Nesse sentido a perspectiva de gênero – relacional, posicional e situacional –, desestabiliza certezas e amplia as possibilidades de críticas sobre a noção de natureza humana, permitindo o questionamento de clivagens e a descoberta de subjetividades até então pouco visíveis e insondadas. Os questionamentos dos universalismos contribuíram para tornar os sujeitos mais plurais, desfazendo noções abstratas de “mulher” ou “homem” enquanto identidades únicas e a-históricas, para pensa-las como múltiplas, mutantes e diferenciadas no plano das configurações de práticas, prescrições, representações, apropriações e subjetivações.

As críticas às noções de identidade e papéis de gênero permitem observar subjetividades plurais, com suas contradições, migrações e fluidez, colocando-se como um desafio para a historiografia: problematizar a noção de sujeito universal e unitário.[1]

A subjetividade carrega a noção de “sujeição”, marcada pela imposição coercitiva de modelos culturais hegemônicos, através dos quais objetiva-se moldar, regular e controlar. Todavia, o processo de subjetivação não é um destino inexorável de serialização de indivíduos, comporta possibilidades de apropriação e reapropriação, subentendendo sujeitos agentes que recusam, selecionam e escolhem. Escolhas estas que, embora não sejam ilimitadas, abrem possibilidades para construção e reconstrução, permitindo a autonomia criativa.

A produção de subjetividades envolve instâncias individuais, coletivas e institucionais, circunstâncias histórico-sócio-culturais e biográficas (trajetória de vida e de trabalho) que atingem instituições, percepções e articulações.
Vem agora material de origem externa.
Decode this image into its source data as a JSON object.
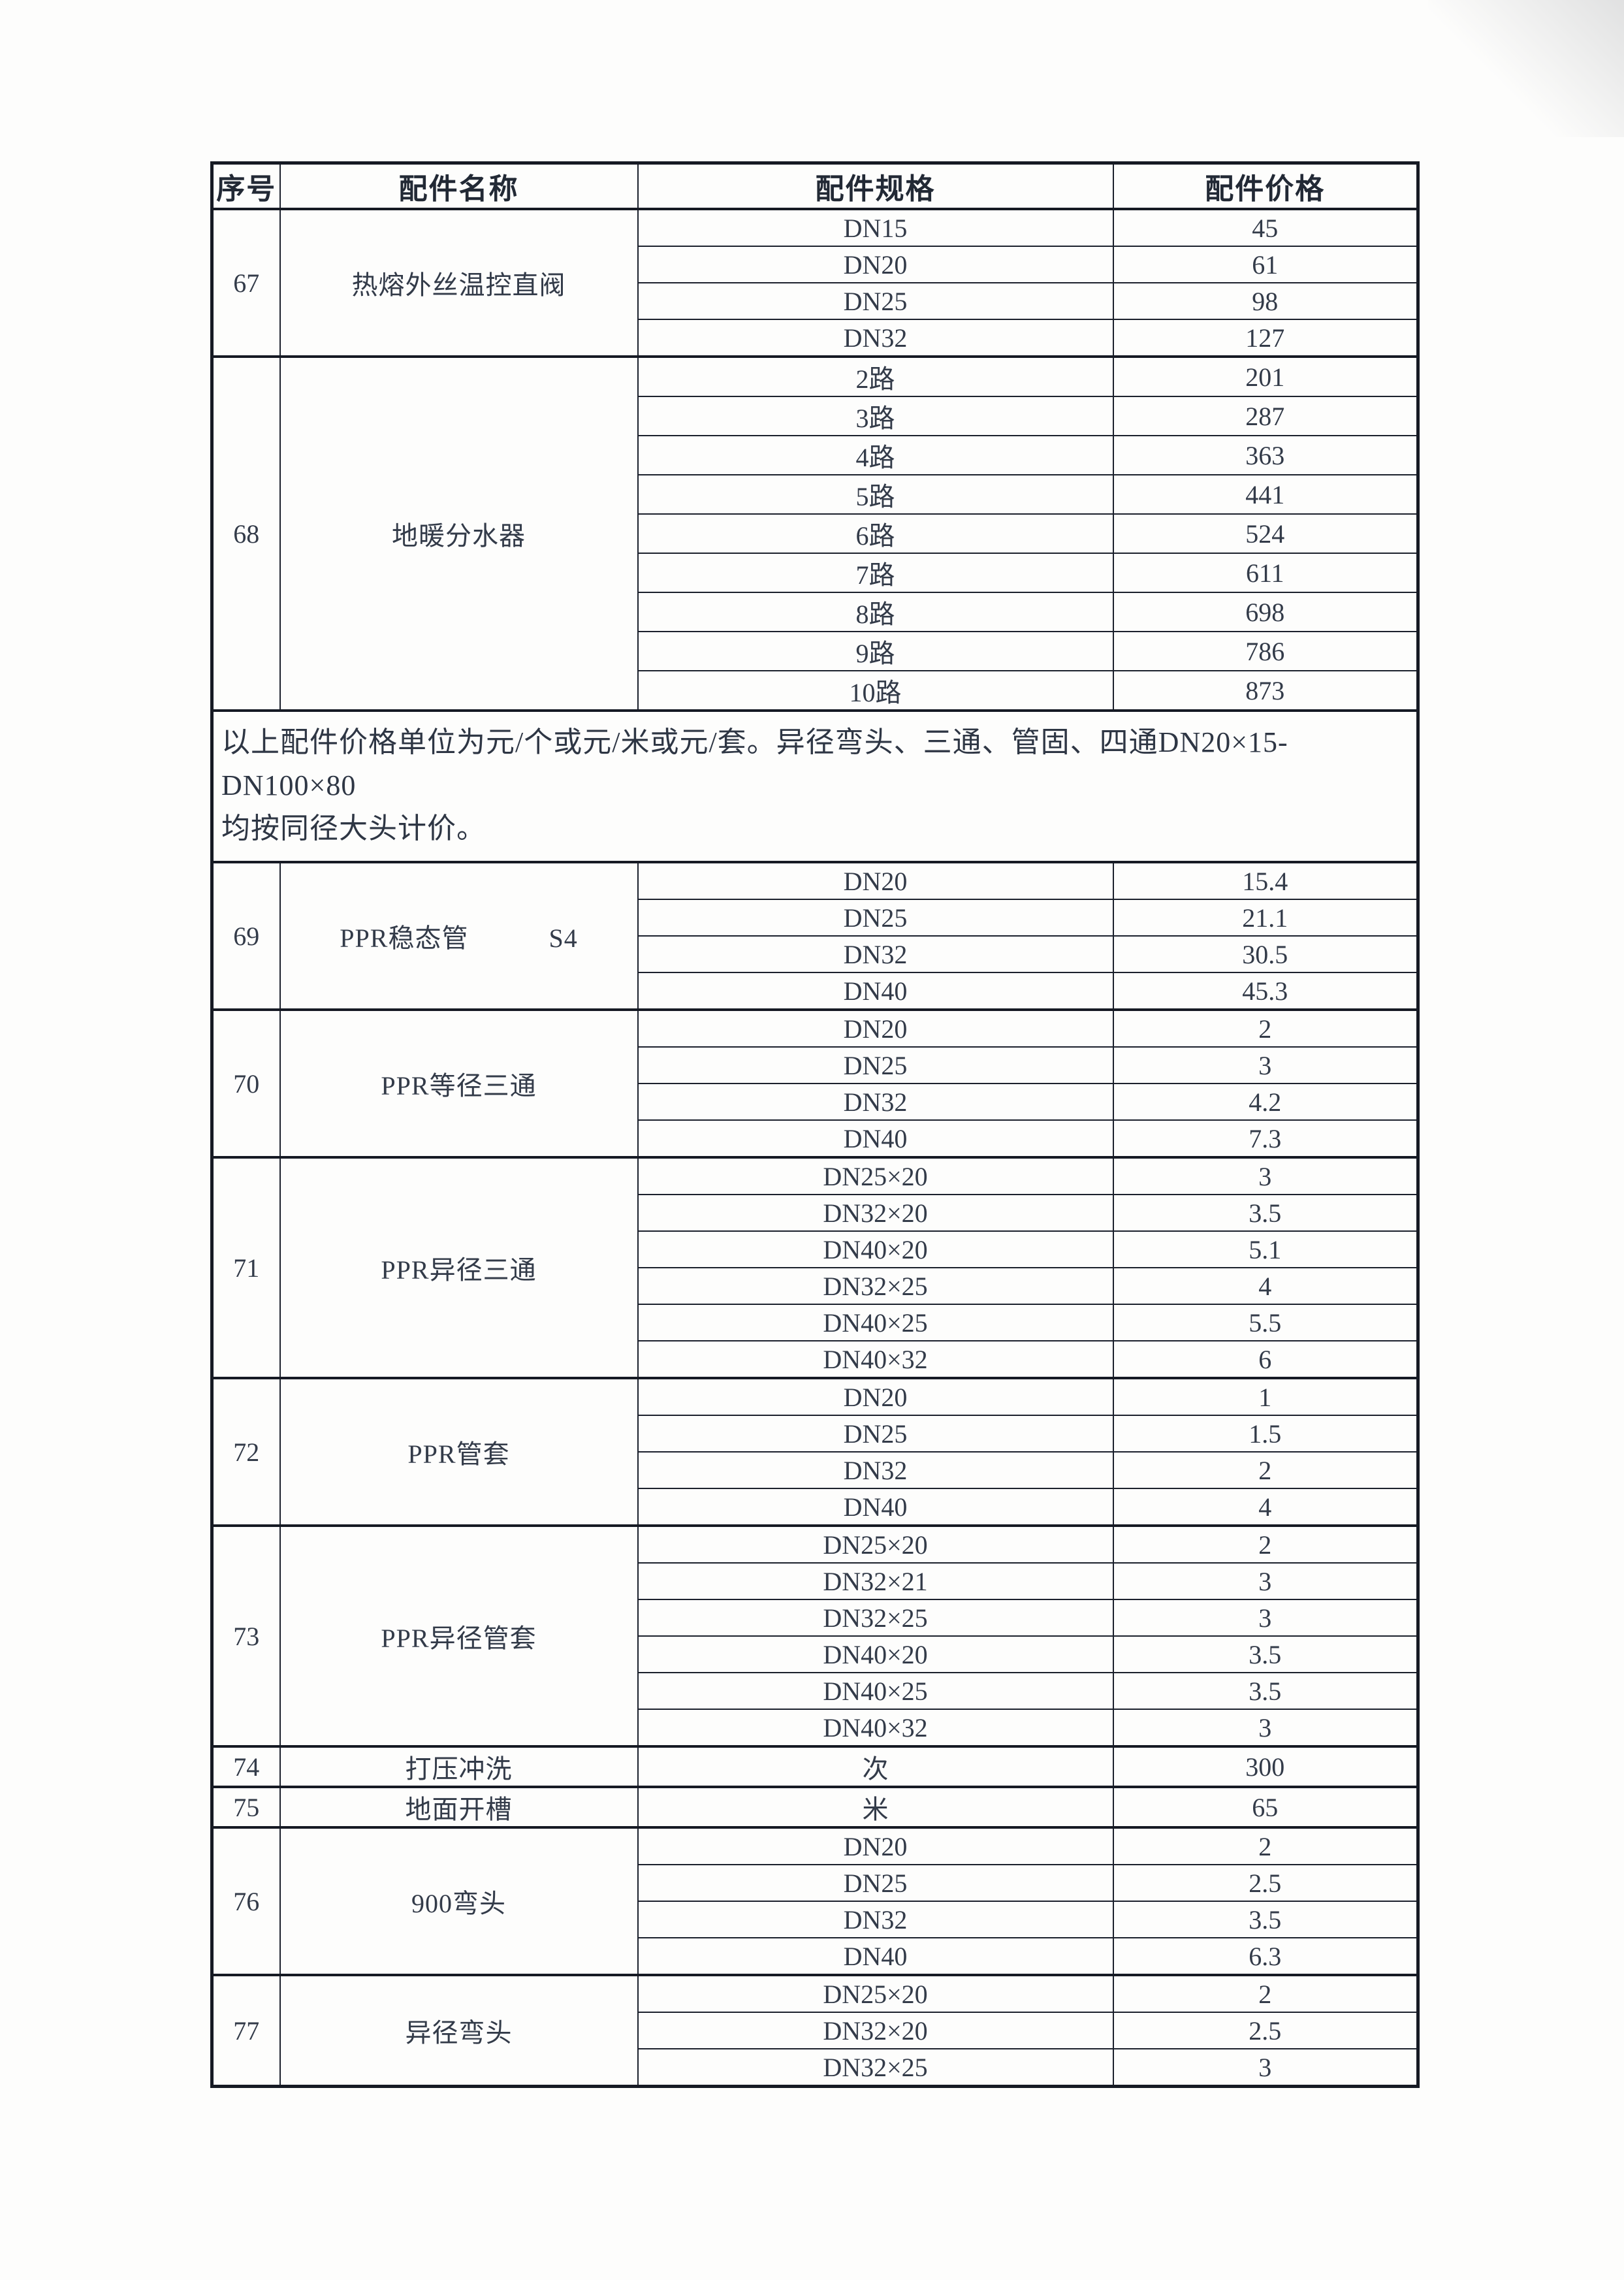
{
  "table": {
    "headers": [
      "序号",
      "配件名称",
      "配件规格",
      "配件价格"
    ],
    "items": [
      {
        "no": "67",
        "name": "热熔外丝温控直阀",
        "rows": [
          [
            "DN15",
            "45"
          ],
          [
            "DN20",
            "61"
          ],
          [
            "DN25",
            "98"
          ],
          [
            "DN32",
            "127"
          ]
        ]
      },
      {
        "no": "68",
        "name": "地暖分水器",
        "rows": [
          [
            "2路",
            "201"
          ],
          [
            "3路",
            "287"
          ],
          [
            "4路",
            "363"
          ],
          [
            "5路",
            "441"
          ],
          [
            "6路",
            "524"
          ],
          [
            "7路",
            "611"
          ],
          [
            "8路",
            "698"
          ],
          [
            "9路",
            "786"
          ],
          [
            "10路",
            "873"
          ]
        ]
      },
      {
        "note": "以上配件价格单位为元/个或元/米或元/套。异径弯头、三通、管固、四通DN20×15-DN100×80\n均按同径大头计价。"
      },
      {
        "no": "69",
        "name": "PPR稳态管　　　S4",
        "rows": [
          [
            "DN20",
            "15.4"
          ],
          [
            "DN25",
            "21.1"
          ],
          [
            "DN32",
            "30.5"
          ],
          [
            "DN40",
            "45.3"
          ]
        ]
      },
      {
        "no": "70",
        "name": "PPR等径三通",
        "rows": [
          [
            "DN20",
            "2"
          ],
          [
            "DN25",
            "3"
          ],
          [
            "DN32",
            "4.2"
          ],
          [
            "DN40",
            "7.3"
          ]
        ]
      },
      {
        "no": "71",
        "name": "PPR异径三通",
        "rows": [
          [
            "DN25×20",
            "3"
          ],
          [
            "DN32×20",
            "3.5"
          ],
          [
            "DN40×20",
            "5.1"
          ],
          [
            "DN32×25",
            "4"
          ],
          [
            "DN40×25",
            "5.5"
          ],
          [
            "DN40×32",
            "6"
          ]
        ]
      },
      {
        "no": "72",
        "name": "PPR管套",
        "rows": [
          [
            "DN20",
            "1"
          ],
          [
            "DN25",
            "1.5"
          ],
          [
            "DN32",
            "2"
          ],
          [
            "DN40",
            "4"
          ]
        ]
      },
      {
        "no": "73",
        "name": "PPR异径管套",
        "rows": [
          [
            "DN25×20",
            "2"
          ],
          [
            "DN32×21",
            "3"
          ],
          [
            "DN32×25",
            "3"
          ],
          [
            "DN40×20",
            "3.5"
          ],
          [
            "DN40×25",
            "3.5"
          ],
          [
            "DN40×32",
            "3"
          ]
        ]
      },
      {
        "no": "74",
        "name": "打压冲洗",
        "rows": [
          [
            "次",
            "300"
          ]
        ]
      },
      {
        "no": "75",
        "name": "地面开槽",
        "rows": [
          [
            "米",
            "65"
          ]
        ]
      },
      {
        "no": "76",
        "name": "900弯头",
        "rows": [
          [
            "DN20",
            "2"
          ],
          [
            "DN25",
            "2.5"
          ],
          [
            "DN32",
            "3.5"
          ],
          [
            "DN40",
            "6.3"
          ]
        ]
      },
      {
        "no": "77",
        "name": "异径弯头",
        "rows": [
          [
            "DN25×20",
            "2"
          ],
          [
            "DN32×20",
            "2.5"
          ],
          [
            "DN32×25",
            "3"
          ]
        ]
      }
    ]
  }
}
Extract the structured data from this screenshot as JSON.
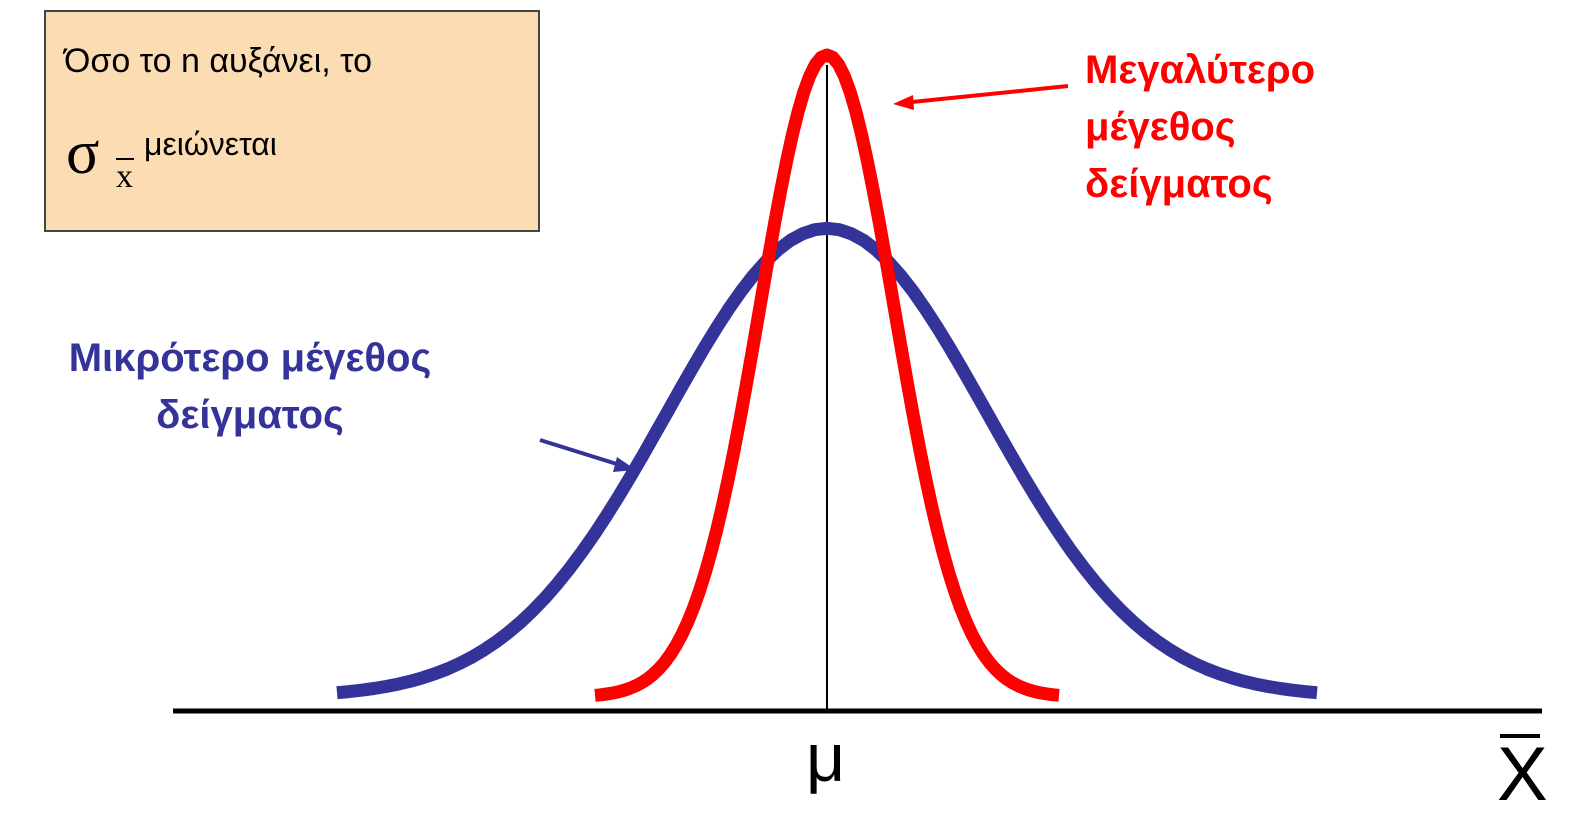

Num processo em que elementos são captados e reproduzidos, também rejeitados, adaptados, trocados, selecionados e eleitos, envolvendo contradições e tensões através das quais sujeitos reformulam suas propostas, práticas, representações e sentimentos.[2]

Dessa forma, brotam antagonismos e reconciliações entre as normas que se desejam impor e as práticas criadas e recriadas, mantendo-se as manifestações autônomas, vigorosas e inventivas, produzidas e experienciadas num processo histórico dinâmico e infindável, gerando subjetividades multifacetadas e multidimensionais que contém o gênero na sua transversalidade.

Este dossiê encontra-se permeado destes debates e discussões, o que demonstra a vitalidade da temática e o avanço das pesquisas. Reúne investigadores de diversas regiões do Brasil, contando com participações internacionais, um artigo inédito de Joan Scott, “Usos e abusos do gênero”,[3] apresentando reflexões sobre os debates dos últimos 30 anos.

Isto não deveria surpreender, pois as palavras têm histórias e múltiplos usos. Elas não só são elaboradas para expressar certas concepções, mas elas também têm diferentes efeitos retóricos. Embora minha primeira reação à controvérsia francesa sobre gênero tenha sido rejeitar a confusão da crítica católica, eu me percebi atraída pela reflexão sobre os múltiplos e conflituosos significados que gênero foi adquirindo no curso de sua adaptação relativamente recente numa referência gramatical a um termo que denota a relação social dos sexos. Em vez de (como eu equivocadamente pensei) tornar-se mais claro ao longo do tempo, gênero se tornou mais impreciso; o lugar de contestação, um conceito disputado na arena da política.

Dentre tantas possibilidades de análises sobre gênero e subjetividade percebe-se que corpo, desejos, emoções, representações, masculinidades, feminilidades, feminismos, memória e envelhecimento, cotidiano, sensibilidades, família e violência permeiam os artigos do presente dossiê.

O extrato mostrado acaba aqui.